The air was further warmed when passing over the North Atlantic due to a higher-than-normal sea surface temperature. In the eastern North Atlantic, sea surface temperature was 1-2°C higher than normal. This all resulted in several European national meteorological and hydrological services (NMHS) reporting record-breaking heat on New Year’s Eve and New Year’s Day.
Temperatures above 20°C were observed in many European countries, even in Central Europe. Some national and many local temperature records for December and January were broken in several countries from Spain to eastern parts of Europe. Hundreds of weather stations across Europe had their all-time highest daily temperature for December and January.
Broken records include (previous records for all December and January months in brackets):
December 31, 2022:
19.4°C in Dresden-Hosterwitz, Germany (17.7°C, on December 5, 1961)
17.7°C in Prague Klementinum, Czechia (17.4°C, on December 5, 1961)
January 1, 2023:
25.1°C in Bilbao Aeropuerto, Spain (24.4°C, on January 1, 2022)

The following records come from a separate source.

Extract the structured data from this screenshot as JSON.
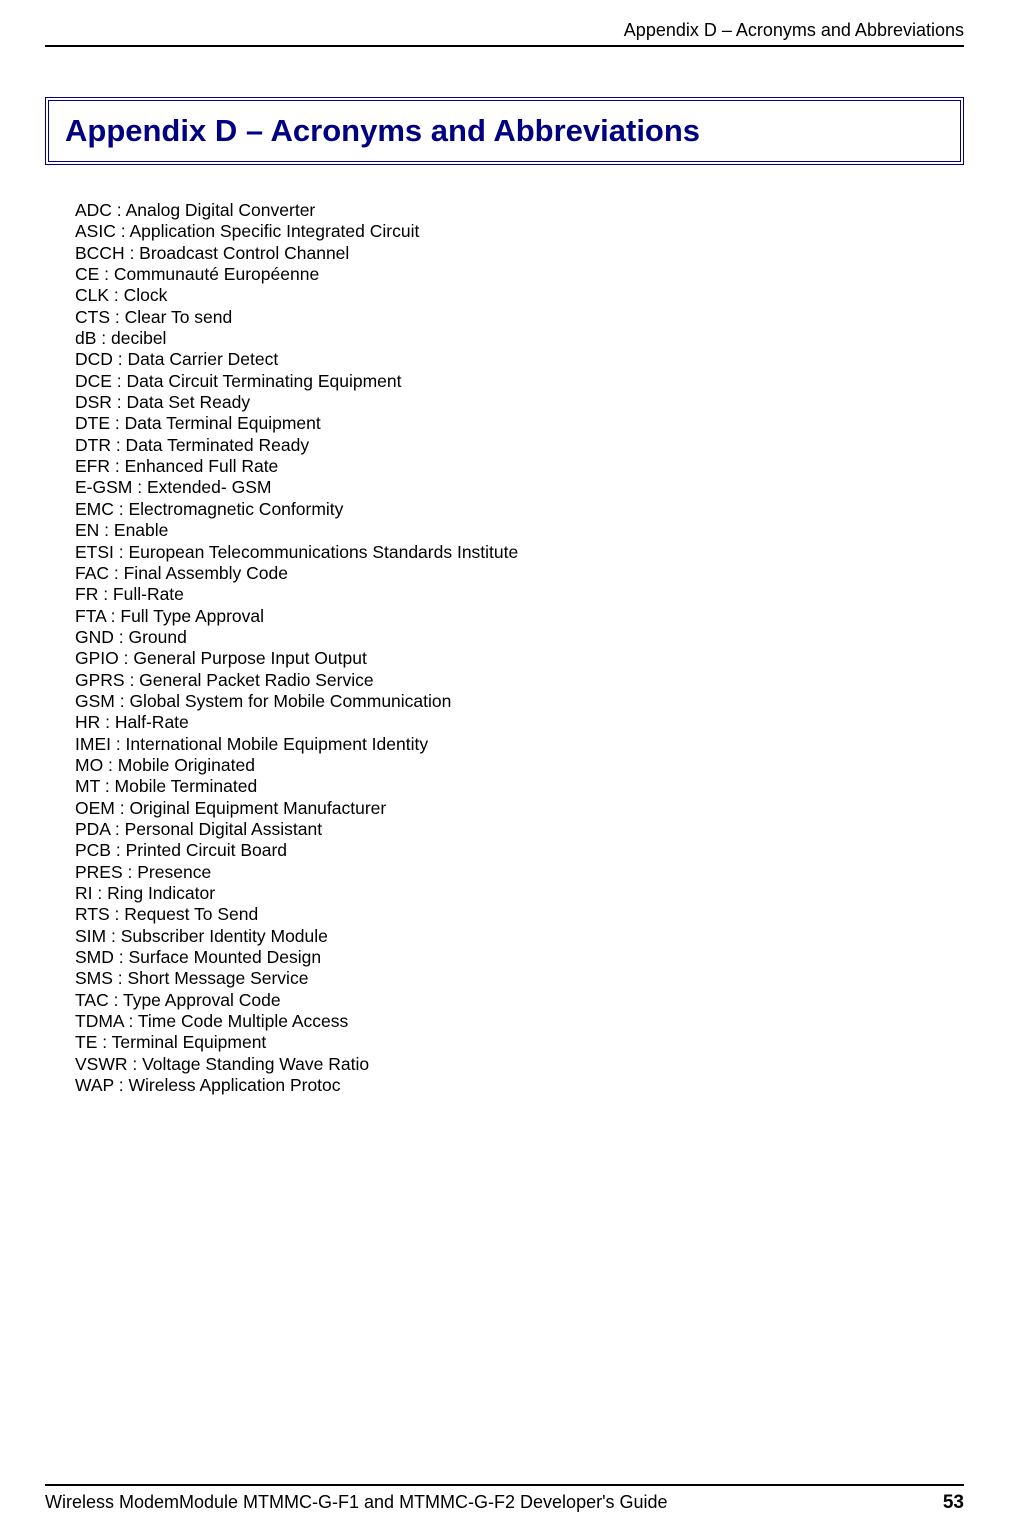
{
  "header": {
    "text": "Appendix D – Acronyms and Abbreviations"
  },
  "title": "Appendix D – Acronyms and Abbreviations",
  "styling": {
    "title_color": "#000080",
    "title_border_color": "#000080",
    "title_fontsize": 31,
    "body_fontsize": 17.5,
    "header_fontsize": 18,
    "footer_fontsize": 18,
    "rule_color": "#000000",
    "background_color": "#ffffff",
    "text_color": "#000000"
  },
  "acronyms": [
    "ADC : Analog Digital Converter",
    "ASIC : Application Specific Integrated Circuit",
    "BCCH : Broadcast Control Channel",
    "CE : Communauté Européenne",
    "CLK : Clock",
    "CTS : Clear To send",
    "dB : decibel",
    "DCD : Data Carrier Detect",
    "DCE : Data Circuit Terminating Equipment",
    "DSR : Data Set Ready",
    "DTE : Data Terminal Equipment",
    "DTR : Data Terminated Ready",
    "EFR : Enhanced Full Rate",
    "E-GSM : Extended- GSM",
    "EMC : Electromagnetic Conformity",
    "EN : Enable",
    "ETSI : European Telecommunications Standards Institute",
    "FAC : Final Assembly Code",
    "FR : Full-Rate",
    "FTA : Full Type Approval",
    "GND : Ground",
    "GPIO : General Purpose Input Output",
    "GPRS : General Packet Radio Service",
    "GSM : Global System for Mobile Communication",
    "HR : Half-Rate",
    "IMEI : International Mobile Equipment Identity",
    "MO : Mobile Originated",
    "MT : Mobile Terminated",
    "OEM : Original Equipment Manufacturer",
    "PDA : Personal Digital Assistant",
    "PCB : Printed Circuit Board",
    "PRES : Presence",
    "RI : Ring Indicator",
    "RTS : Request To Send",
    "SIM : Subscriber Identity Module",
    "SMD : Surface Mounted Design",
    "SMS : Short Message Service",
    "TAC : Type Approval Code",
    "TDMA : Time Code Multiple Access",
    "TE : Terminal Equipment",
    "VSWR : Voltage Standing Wave Ratio",
    "WAP : Wireless Application Protoc"
  ],
  "footer": {
    "text": "Wireless ModemModule MTMMC-G-F1 and MTMMC-G-F2 Developer's Guide",
    "page": "53"
  }
}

18.6°C in Besancon, France (16.8°C, January 1918)
18.9°C in Warszawa-Okęcie, Warsaw, Poland (13.8°C, January 1993)
12.6°C in Abed on Lolland, Denmark (12.4°C, January 10, 2005)
Various European NMHS, including AEMET (Spain), Meteo France (France), Deutscher Wetterdienst (Germany) and the Met Office (UK), have already announced 2022 as the warmest year ever in their respective countries.